Last winter, I tried to learn how to knit. I tried. And tried. And then I tried some more. I felt like a character in a picture book who has some lighthearted yet seemingly insurmountable obstacle she must overcome, like learning to love pickles, or drawing a perfectly straight line.
I can follow a complicated recipe, make chocolate truffles from memory, whip up pastry without measuring the ingredients. I can manage a difficult project, edit a long and horrible manuscript, remember the circumstances under which one uses the word “which” and when things instead call for “that”.
But, I cannot knit. Not without a more skilled coach sitting beside me and saying, “No, remember? That was also wrong the last hundred times you did it that way,” and so on. I drop stitches here and add them all later on, pull the yarn tight then leave it too slack, fashion gaping holes in the middle of a row.

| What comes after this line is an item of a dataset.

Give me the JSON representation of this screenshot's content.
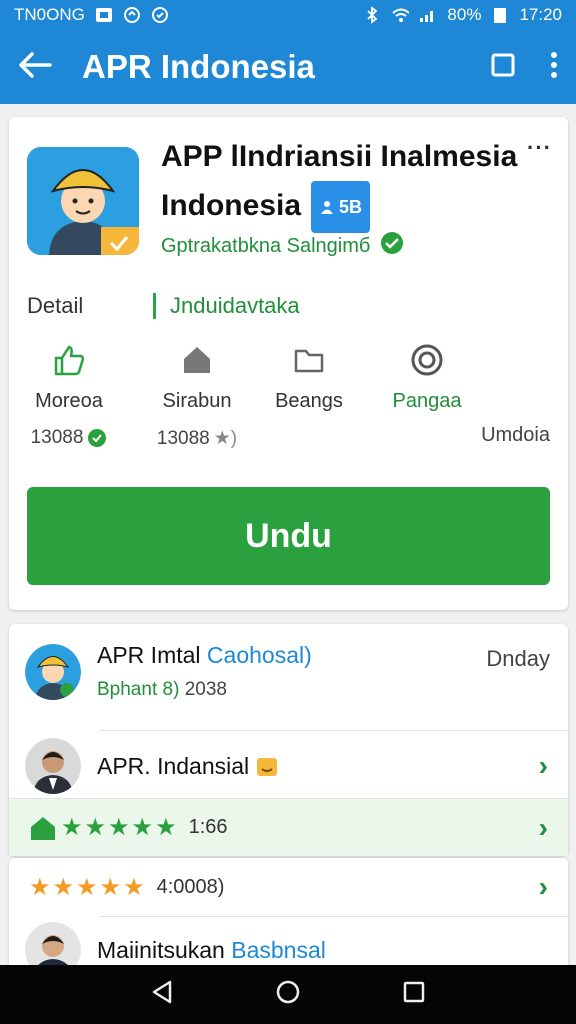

I met some other ladies for a weekly knitting date and watched in envy as they whipped up socks, sweaters, adorable tiny wee things like pretend sushi and little freaky dolls. I felt like the kid with the learning disability, the one who stared at a problem on the board and saw chalky hatches and scribbles but not words. It was worse than when my grandmother tried to teach me to play piano and eventually just smoothed her skirt over her thighs, sighed, and walked away.

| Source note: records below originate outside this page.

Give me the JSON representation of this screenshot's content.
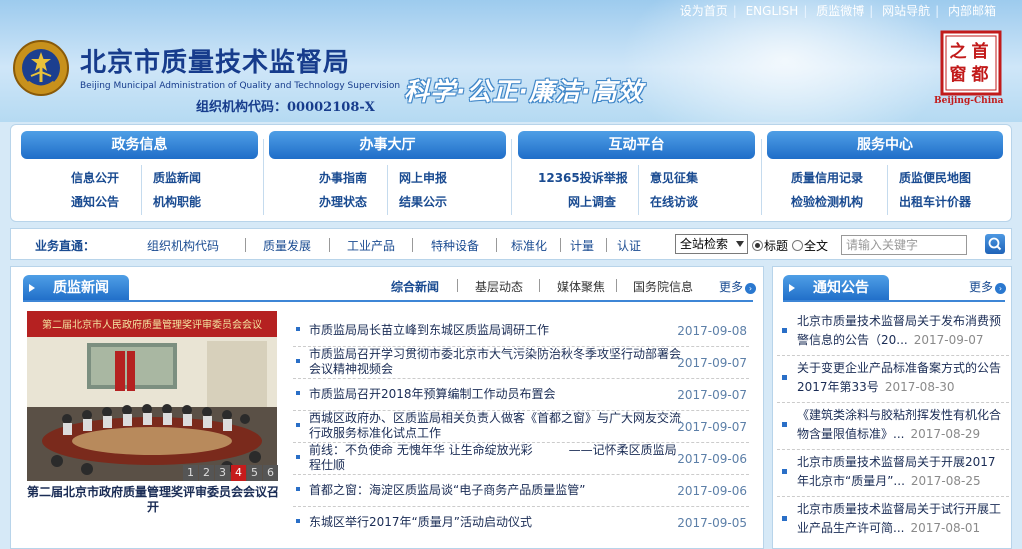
{
  "top_links": [
    "设为首页",
    "ENGLISH",
    "质监微博",
    "网站导航",
    "内部邮箱"
  ],
  "header": {
    "title": "北京市质量技术监督局",
    "title_en": "Beijing Municipal Administration of Quality and Technology Supervision",
    "org_code": "组织机构代码：00002108-X",
    "slogan": "科学·公正·廉洁·高效",
    "logo_chars": [
      "首",
      "都",
      "之",
      "窗"
    ],
    "logo_caption": "Beijing-China"
  },
  "nav": [
    {
      "title": "政务信息",
      "links": [
        "信息公开",
        "质监新闻",
        "通知公告",
        "机构职能"
      ]
    },
    {
      "title": "办事大厅",
      "links": [
        "办事指南",
        "网上申报",
        "办理状态",
        "结果公示"
      ]
    },
    {
      "title": "互动平台",
      "links": [
        "12365投诉举报",
        "意见征集",
        "网上调查",
        "在线访谈"
      ]
    },
    {
      "title": "服务中心",
      "links": [
        "质量信用记录",
        "质监便民地图",
        "检验检测机构",
        "出租车计价器"
      ]
    }
  ],
  "biz": {
    "label": "业务直通：",
    "links": [
      "组织机构代码",
      "质量发展",
      "工业产品",
      "特种设备",
      "标准化",
      "计量",
      "认证"
    ],
    "select": "全站检索",
    "radio_title": "标题",
    "radio_full": "全文",
    "placeholder": "请输入关键字"
  },
  "news": {
    "title": "质监新闻",
    "tabs": [
      "综合新闻",
      "基层动态",
      "媒体聚焦",
      "国务院信息"
    ],
    "more": "更多",
    "photo_banner": "第二届北京市人民政府质量管理奖评审委员会会议",
    "pages": [
      "1",
      "2",
      "3",
      "4",
      "5",
      "6"
    ],
    "caption": "第二届北京市政府质量管理奖评审委员会会议召开",
    "items": [
      {
        "title": "市质监局局长苗立峰到东城区质监局调研工作",
        "date": "2017-09-08"
      },
      {
        "title": "市质监局召开学习贯彻市委北京市大气污染防治秋冬季攻坚行动部署会会议精神视频会",
        "date": "2017-09-07"
      },
      {
        "title": "市质监局召开2018年预算编制工作动员布置会",
        "date": "2017-09-07"
      },
      {
        "title": "西城区政府办、区质监局相关负责人做客《首都之窗》与广大网友交流行政服务标准化试点工作",
        "date": "2017-09-07"
      },
      {
        "title": "前线：不负使命 无愧年华 让生命绽放光彩　　　——记怀柔区质监局程仕顺",
        "date": "2017-09-06"
      },
      {
        "title": "首都之窗：海淀区质监局谈“电子商务产品质量监管”",
        "date": "2017-09-06"
      },
      {
        "title": "东城区举行2017年“质量月”活动启动仪式",
        "date": "2017-09-05"
      }
    ]
  },
  "notice": {
    "title": "通知公告",
    "more": "更多",
    "items": [
      {
        "title": "北京市质量技术监督局关于发布消费预警信息的公告（20...",
        "date": "2017-09-07"
      },
      {
        "title": "关于变更企业产品标准备案方式的公告2017年第33号",
        "date": "2017-08-30"
      },
      {
        "title": "《建筑类涂料与胶粘剂挥发性有机化合物含量限值标准》...",
        "date": "2017-08-29"
      },
      {
        "title": "北京市质量技术监督局关于开展2017年北京市“质量月”...",
        "date": "2017-08-25"
      },
      {
        "title": "北京市质量技术监督局关于试行开展工业产品生产许可简...",
        "date": "2017-08-01"
      }
    ]
  },
  "colors": {
    "accent": "#1f6dc8",
    "link": "#1a4b91",
    "date": "#5c7fa8",
    "active_page": "#c61c1c"
  }
}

I like the idea that we can’t all learn everything. Rather than being discouraged, or leaning on that theory like a crutch, I think it’s fair that no one has to be a know-it-all. I also kind of suck at slow-roasting and making sauces, at driving a car and swimming laps. I can’t style hair so mine hangs straight, and I never mastered “pantyhose”. I like to imagine this “can’t” list is slightly sweet, part of what makes me appealing and cute. I can’t turn it into a scarf or mittens, but I can shoot a damn fine photograph of that yarn!